A
question I sometimes ask of people who think that fossil fuels are here
forever more and that electrification of everything will never
happen…
Has there ever been an oil spill in Yellowstone National Park? If so, how many?
The answer I get surprisingly often is “none”. It is, after all, a National Park, right?
ArcGIS
does a map overlay with the data of your choice. In this case the data
is documented oil and gas spills since 2010, by type of spill and the
SIZE of spill. Map for North America here.
The size of the circle indicates the size of the spill. Note the big
circles; size of the circle indicates the size of the spill. Blue is
refined oil (gasoline, diesel, etc.). Red is NatGas. Since NatGas just
vents into the atmosphere (unless it catches fire or is flared), it’s a
“clean” spill. Kinda. Natural Gas is a wicked greenhouse gas, with a
warming factor of 80x more than carbon dioxide.

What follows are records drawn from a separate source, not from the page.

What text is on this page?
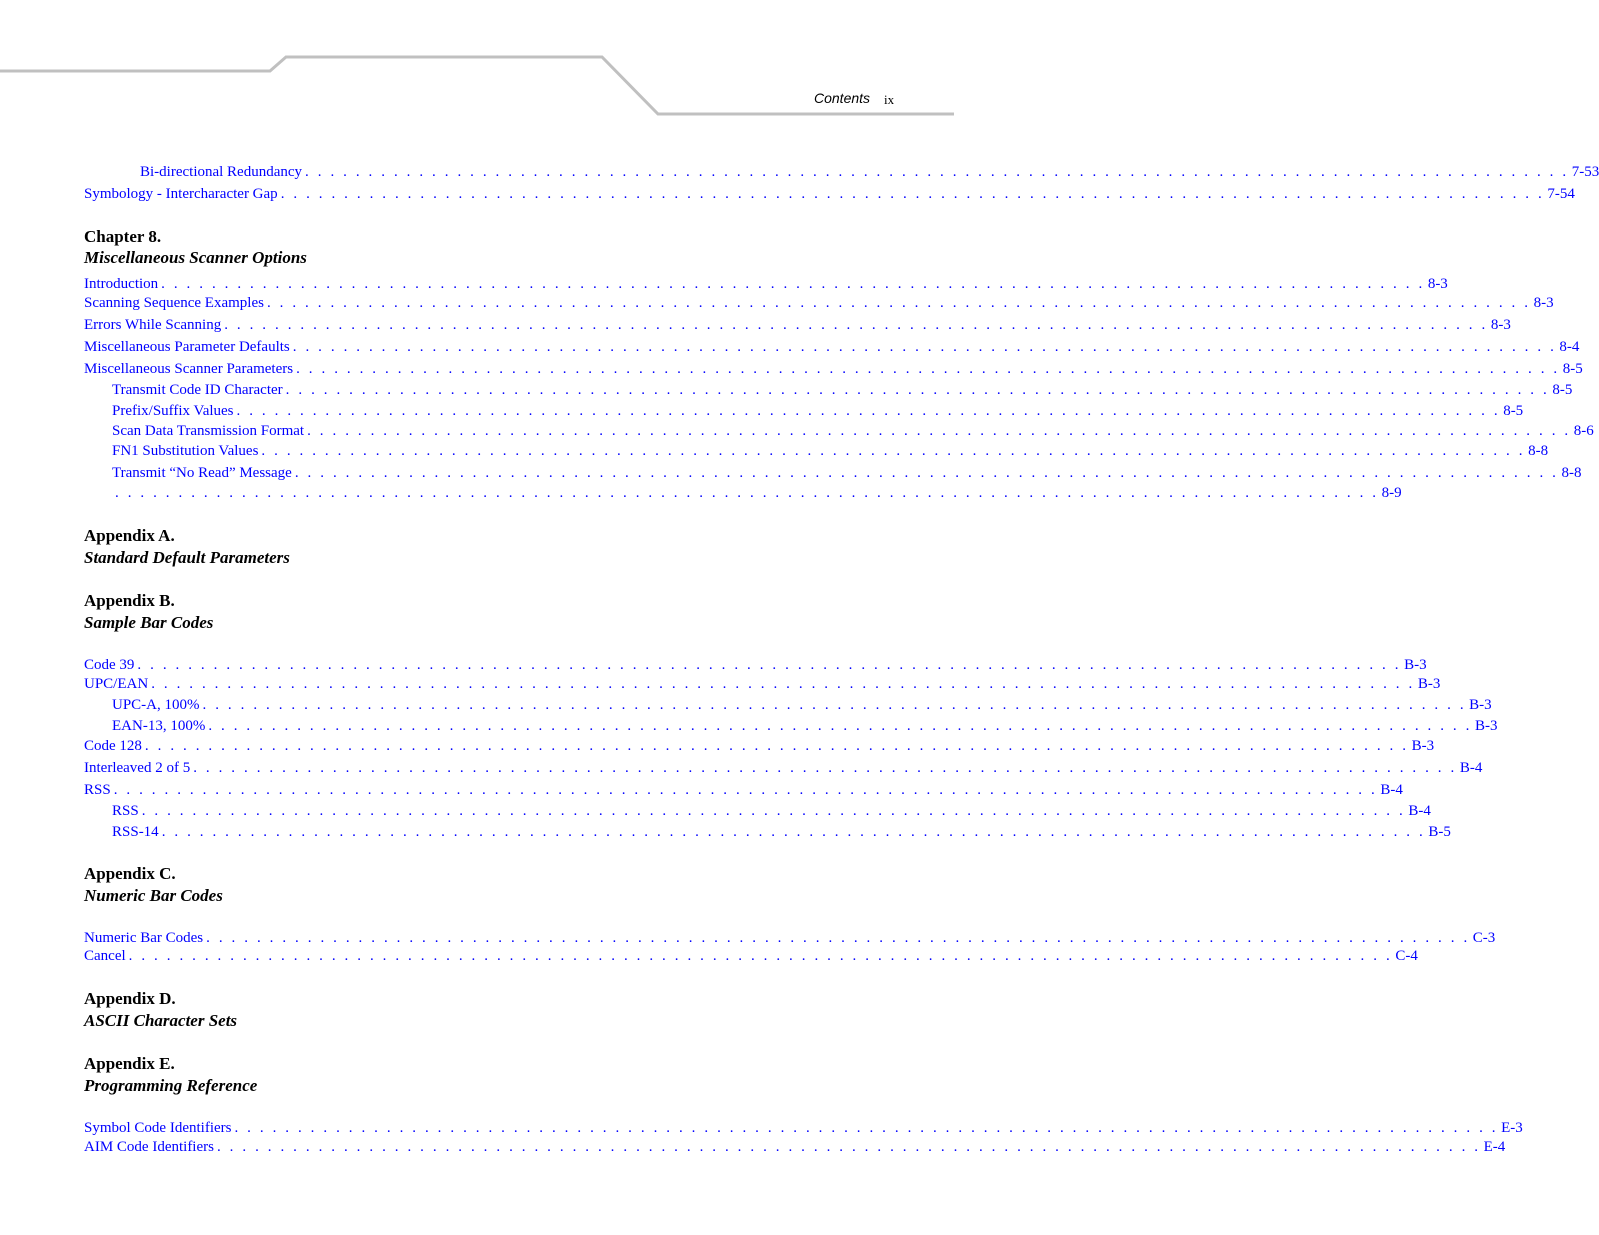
Contents ix
Bi-directional Redundancy . . . . . . . . . . . . . . . . . . . . . . . . . . . . . . . . . . . . . . . . . . . . . . . . . . . . . . . . . . . . . . . . . . . . . . . . . . . . . . . . . . . . . . . . . . . . . . . . . . . . 7-53
Symbology - Intercharacter Gap . . . . . . . . . . . . . . . . . . . . . . . . . . . . . . . . . . . . . . . . . . . . . . . . . . . . . . . . . . . . . . . . . . . . . . . . . . . . . . . . . . . . . . . . . . . . . . . . . . . . 7-54
Chapter 8.
Miscellaneous Scanner Options
Introduction . . . . . . . . . . . . . . . . . . . . . . . . . . . . . . . . . . . . . . . . . . . . . . . . . . . . . . . . . . . . . . . . . . . . . . . . . . . . . . . . . . . . . . . . . . . . . . . . . . . . 8-3
Scanning Sequence Examples . . . . . . . . . . . . . . . . . . . . . . . . . . . . . . . . . . . . . . . . . . . . . . . . . . . . . . . . . . . . . . . . . . . . . . . . . . . . . . . . . . . . . . . . . . . . . . . . . . . . 8-3
Errors While Scanning . . . . . . . . . . . . . . . . . . . . . . . . . . . . . . . . . . . . . . . . . . . . . . . . . . . . . . . . . . . . . . . . . . . . . . . . . . . . . . . . . . . . . . . . . . . . . . . . . . . . 8-3
Miscellaneous Parameter Defaults . . . . . . . . . . . . . . . . . . . . . . . . . . . . . . . . . . . . . . . . . . . . . . . . . . . . . . . . . . . . . . . . . . . . . . . . . . . . . . . . . . . . . . . . . . . . . . . . . . . . 8-4
Miscellaneous Scanner Parameters . . . . . . . . . . . . . . . . . . . . . . . . . . . . . . . . . . . . . . . . . . . . . . . . . . . . . . . . . . . . . . . . . . . . . . . . . . . . . . . . . . . . . . . . . . . . . . . . . . . . 8-5
Transmit Code ID Character . . . . . . . . . . . . . . . . . . . . . . . . . . . . . . . . . . . . . . . . . . . . . . . . . . . . . . . . . . . . . . . . . . . . . . . . . . . . . . . . . . . . . . . . . . . . . . . . . . . . 8-5
Prefix/Suffix Values . . . . . . . . . . . . . . . . . . . . . . . . . . . . . . . . . . . . . . . . . . . . . . . . . . . . . . . . . . . . . . . . . . . . . . . . . . . . . . . . . . . . . . . . . . . . . . . . . . . . 8-5
Scan Data Transmission Format . . . . . . . . . . . . . . . . . . . . . . . . . . . . . . . . . . . . . . . . . . . . . . . . . . . . . . . . . . . . . . . . . . . . . . . . . . . . . . . . . . . . . . . . . . . . . . . . . . . . 8-6
FN1 Substitution Values . . . . . . . . . . . . . . . . . . . . . . . . . . . . . . . . . . . . . . . . . . . . . . . . . . . . . . . . . . . . . . . . . . . . . . . . . . . . . . . . . . . . . . . . . . . . . . . . . . . . 8-8
Transmit “No Read” Message . . . . . . . . . . . . . . . . . . . . . . . . . . . . . . . . . . . . . . . . . . . . . . . . . . . . . . . . . . . . . . . . . . . . . . . . . . . . . . . . . . . . . . . . . . . . . . . . . . . . 8-8
. . . . . . . . . . . . . . . . . . . . . . . . . . . . . . . . . . . . . . . . . . . . . . . . . . . . . . . . . . . . . . . . . . . . . . . . . . . . . . . . . . . . . . . . . . . . . . . . . . . . 8-9
Appendix A.
Standard Default Parameters
Appendix B.
Sample Bar Codes
Code 39 . . . . . . . . . . . . . . . . . . . . . . . . . . . . . . . . . . . . . . . . . . . . . . . . . . . . . . . . . . . . . . . . . . . . . . . . . . . . . . . . . . . . . . . . . . . . . . . . . . . . B-3
UPC/EAN . . . . . . . . . . . . . . . . . . . . . . . . . . . . . . . . . . . . . . . . . . . . . . . . . . . . . . . . . . . . . . . . . . . . . . . . . . . . . . . . . . . . . . . . . . . . . . . . . . . . B-3
UPC-A, 100% . . . . . . . . . . . . . . . . . . . . . . . . . . . . . . . . . . . . . . . . . . . . . . . . . . . . . . . . . . . . . . . . . . . . . . . . . . . . . . . . . . . . . . . . . . . . . . . . . . . . B-3
EAN-13, 100% . . . . . . . . . . . . . . . . . . . . . . . . . . . . . . . . . . . . . . . . . . . . . . . . . . . . . . . . . . . . . . . . . . . . . . . . . . . . . . . . . . . . . . . . . . . . . . . . . . . . B-3
Code 128 . . . . . . . . . . . . . . . . . . . . . . . . . . . . . . . . . . . . . . . . . . . . . . . . . . . . . . . . . . . . . . . . . . . . . . . . . . . . . . . . . . . . . . . . . . . . . . . . . . . . B-3
Interleaved 2 of 5 . . . . . . . . . . . . . . . . . . . . . . . . . . . . . . . . . . . . . . . . . . . . . . . . . . . . . . . . . . . . . . . . . . . . . . . . . . . . . . . . . . . . . . . . . . . . . . . . . . . . B-4
RSS . . . . . . . . . . . . . . . . . . . . . . . . . . . . . . . . . . . . . . . . . . . . . . . . . . . . . . . . . . . . . . . . . . . . . . . . . . . . . . . . . . . . . . . . . . . . . . . . . . . . B-4
RSS . . . . . . . . . . . . . . . . . . . . . . . . . . . . . . . . . . . . . . . . . . . . . . . . . . . . . . . . . . . . . . . . . . . . . . . . . . . . . . . . . . . . . . . . . . . . . . . . . . . . B-4
RSS-14 . . . . . . . . . . . . . . . . . . . . . . . . . . . . . . . . . . . . . . . . . . . . . . . . . . . . . . . . . . . . . . . . . . . . . . . . . . . . . . . . . . . . . . . . . . . . . . . . . . . . B-5
Appendix C.
Numeric Bar Codes
Numeric Bar Codes . . . . . . . . . . . . . . . . . . . . . . . . . . . . . . . . . . . . . . . . . . . . . . . . . . . . . . . . . . . . . . . . . . . . . . . . . . . . . . . . . . . . . . . . . . . . . . . . . . . . C-3
Cancel . . . . . . . . . . . . . . . . . . . . . . . . . . . . . . . . . . . . . . . . . . . . . . . . . . . . . . . . . . . . . . . . . . . . . . . . . . . . . . . . . . . . . . . . . . . . . . . . . . . . C-4
Appendix D.
ASCII Character Sets
Appendix E.
Programming Reference
Symbol Code Identifiers . . . . . . . . . . . . . . . . . . . . . . . . . . . . . . . . . . . . . . . . . . . . . . . . . . . . . . . . . . . . . . . . . . . . . . . . . . . . . . . . . . . . . . . . . . . . . . . . . . . . E-3
AIM Code Identifiers . . . . . . . . . . . . . . . . . . . . . . . . . . . . . . . . . . . . . . . . . . . . . . . . . . . . . . . . . . . . . . . . . . . . . . . . . . . . . . . . . . . . . . . . . . . . . . . . . . . . E-4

The next chart just shows oil & gasoline spills. Crude oil in green (ironically), refined petroleum in blue. Zoom in and select a circle to find out more about the spill (year and amount).
Yellowstone is in the northeast corner of Wyoming. Yellowstone has had two notable oil spills
since 2010: an oil spill on the Exxon-Mobil pipeline in 2011, and
another spill in 2015 from the pipeline owned by the True Companies.

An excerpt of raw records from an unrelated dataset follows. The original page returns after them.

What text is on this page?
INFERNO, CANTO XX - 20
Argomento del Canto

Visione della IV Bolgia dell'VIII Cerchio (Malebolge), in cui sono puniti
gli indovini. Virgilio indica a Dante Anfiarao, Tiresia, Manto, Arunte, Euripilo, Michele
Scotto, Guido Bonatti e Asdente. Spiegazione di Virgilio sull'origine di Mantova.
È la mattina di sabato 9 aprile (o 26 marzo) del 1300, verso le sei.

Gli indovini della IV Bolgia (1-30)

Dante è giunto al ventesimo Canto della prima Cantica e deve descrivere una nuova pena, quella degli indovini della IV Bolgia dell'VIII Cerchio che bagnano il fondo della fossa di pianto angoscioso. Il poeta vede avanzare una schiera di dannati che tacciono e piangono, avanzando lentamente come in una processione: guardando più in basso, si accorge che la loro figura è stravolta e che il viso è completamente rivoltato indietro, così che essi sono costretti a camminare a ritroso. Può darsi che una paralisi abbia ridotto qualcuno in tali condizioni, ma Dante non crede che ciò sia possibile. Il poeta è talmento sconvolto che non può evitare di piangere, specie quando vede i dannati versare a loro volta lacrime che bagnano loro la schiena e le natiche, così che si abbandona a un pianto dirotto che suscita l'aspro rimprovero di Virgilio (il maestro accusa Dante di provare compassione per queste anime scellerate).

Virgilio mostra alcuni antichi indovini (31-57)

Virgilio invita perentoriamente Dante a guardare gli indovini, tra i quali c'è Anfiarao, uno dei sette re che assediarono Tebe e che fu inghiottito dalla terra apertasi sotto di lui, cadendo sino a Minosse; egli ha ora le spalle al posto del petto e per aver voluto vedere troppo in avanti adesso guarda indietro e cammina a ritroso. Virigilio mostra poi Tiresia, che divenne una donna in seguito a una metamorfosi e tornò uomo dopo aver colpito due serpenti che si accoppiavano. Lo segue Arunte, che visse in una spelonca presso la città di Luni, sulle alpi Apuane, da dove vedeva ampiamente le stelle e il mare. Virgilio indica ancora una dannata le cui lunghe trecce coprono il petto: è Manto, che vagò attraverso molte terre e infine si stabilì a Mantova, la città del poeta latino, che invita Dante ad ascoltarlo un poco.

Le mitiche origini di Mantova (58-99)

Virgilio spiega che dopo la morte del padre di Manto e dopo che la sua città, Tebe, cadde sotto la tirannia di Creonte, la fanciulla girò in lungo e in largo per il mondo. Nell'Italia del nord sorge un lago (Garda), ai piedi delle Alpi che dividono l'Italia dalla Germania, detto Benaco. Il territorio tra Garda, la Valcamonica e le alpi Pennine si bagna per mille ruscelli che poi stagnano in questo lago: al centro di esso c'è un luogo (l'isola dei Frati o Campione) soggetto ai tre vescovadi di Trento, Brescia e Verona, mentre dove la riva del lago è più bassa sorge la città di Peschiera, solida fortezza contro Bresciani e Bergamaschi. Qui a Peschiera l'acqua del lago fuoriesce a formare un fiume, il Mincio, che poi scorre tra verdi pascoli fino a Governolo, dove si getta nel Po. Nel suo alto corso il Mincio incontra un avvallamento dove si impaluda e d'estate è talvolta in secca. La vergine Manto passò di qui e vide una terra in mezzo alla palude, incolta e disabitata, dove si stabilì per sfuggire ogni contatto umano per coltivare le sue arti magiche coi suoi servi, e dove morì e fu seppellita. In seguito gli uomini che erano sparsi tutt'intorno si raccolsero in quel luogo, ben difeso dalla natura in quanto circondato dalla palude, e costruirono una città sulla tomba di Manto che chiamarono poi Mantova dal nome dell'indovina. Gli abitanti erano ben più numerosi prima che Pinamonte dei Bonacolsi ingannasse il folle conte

Those spills seem tiny compared to the thousands of spills throughout
North America. No info from Canada though. There have been many oil
spills in the Alaska pipelines that run all the way through Canada to
the US.
Note that there are tens of thousands of old wells that
have been abandoned; many have never been capped or have been poorly
capped. Old wells are leaking massive amounts of oil and natgas. The big
oil companies sell off the depleted wells to small companies. Those
companies milk the well for a while and then go out of business.
“According to the Government Accountability Office, the 2.1 million unplugged abandoned wells in the United States could cost as much as $300 billion.[2]” from this Wikipedia article on Abandoned Wells in the United States.
There are abandoned oil wells everywhere: in the gulf, in Pennsylvania,
in Texas, in California. And that is in the USA where there are better
regulations than most countries. Read about the Biden effort to go out
and cap them at the NRDC. There are lots of other sources, but you get the idea.
When
you think of the costs to the environment, the costs to clean up, and
the costs to not cleanup, the costs are massively greater than what you
pay at the gas meter or at the pump. And yet the world’s governments
still subsidize fossil fuels at the rate of $1T per year. According to the IMF, explicit fossil fuel subsidies are about 1% of GDP, but implicit is 6% to 7% of GDP (about $6T USD).